Barry Israel, chairman of Danao International Holdings has announced his company is investing in a "substantial expansion plan" that will target development at three of its Accor-managed properties in Vietnam.

Israel, who recently became a controlling partner in Danao after investing US$14 million, said development of the properties would be achieved in "several phases" starting with its property Novotel Coralia Ocean Dunes in Phan Thiet.

Danao this month reached an agreement with its joint venture partner Binh Thuan Tourist Company to take over 100 per cent ownership of Novotel Coralia, however, the agreement remains subject to government approval, expected in January.

Novotel Coralia is home to a Nick Faldo-designed golf course. Israel said once the agreement was ratified the course would become 100 percent owned by Danao, enabling the company to "overlap the land use" of both the course and hotel.

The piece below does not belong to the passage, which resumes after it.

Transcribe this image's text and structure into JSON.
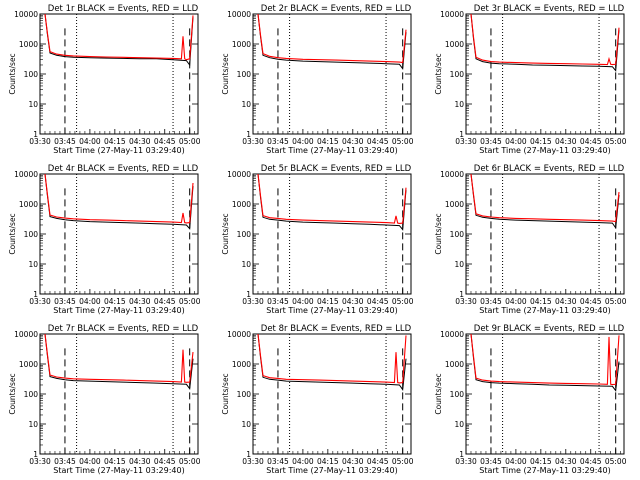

"We truly intend to turn this into a resort destination," said Israel. Novotel Coralia's refurbishment is expected to start in March.

Under the "second phase", Danao will spend US$3 million on expanding facilities at its 50-50 joint venture-owned Dalat properties, the Sofitel Dalat Palace and the Novotel Dalat.

Development of these properties was paramount if the company wanted to maintain a competitive edge, Israel said.

 

VIETNAM CONSIDERED SAFEST ASIA-PACIFIC COUNTRY TO DO BUSINESS

Vietnam is the safest place in the Asia-Pacific region in which to do business' an International Survey conducted in the aftermath of the devastating Bali bombing concluded.

Hong Kong was ranked second safest by businesspeople who work in the city, according to the poll by the Political and Economic Risk Consultancy (PERC).

The PERC survey was conducted during the Hotel Investment Conference in Hong Kong, just four days after the October 12 bombings on the Indonesian resort of Bali killed more than 190 people, raising fears of more attacks in the region.

The poll asked 400 regional businesspeople their feelings on personal security and to gauge the potential risk of instability in the places where they worked.

Answers were ranked from one to 10, with one denoting the safest.

The survey noted that pessimism among businesspeople working in the United States and India had worsened significantly compared with a similar survey carried out last year shortly after the September 11 attacks on New York and Washington.

"The grades in our latest survey for these countries were not only much worse than last year, they were higher than for all the East and Southeast Asian countries we surveyed last year," the report said.

Vietnamese businessmen graded the threat at 3.3 followed by Hong Kong at 4.43 compared to India with 8.0, Indonesia 7.33, Singapore 7.25 and the United States with 8.58.

"Vietnam does not have a sizeable Islamic population of its own, and it is hard to imagine al-Qaeda trying to launch any attacks there," it said. The report also noted that Hong Kong, Taiwan and South Korea were not "overly concerned with external risks".

However, any downturn in tourism would hurt their economies "and to the extent that Bali may have pushed the US closer to war with Iraq, they have to worry about the negative impact this might have on their major markets." China's risk was rated as 5.25, almost identical to a year earlier.

Owing to its Muslim population, among which there has been some unrest, China was seen as slightly more vulnerable than Vietnam, it said.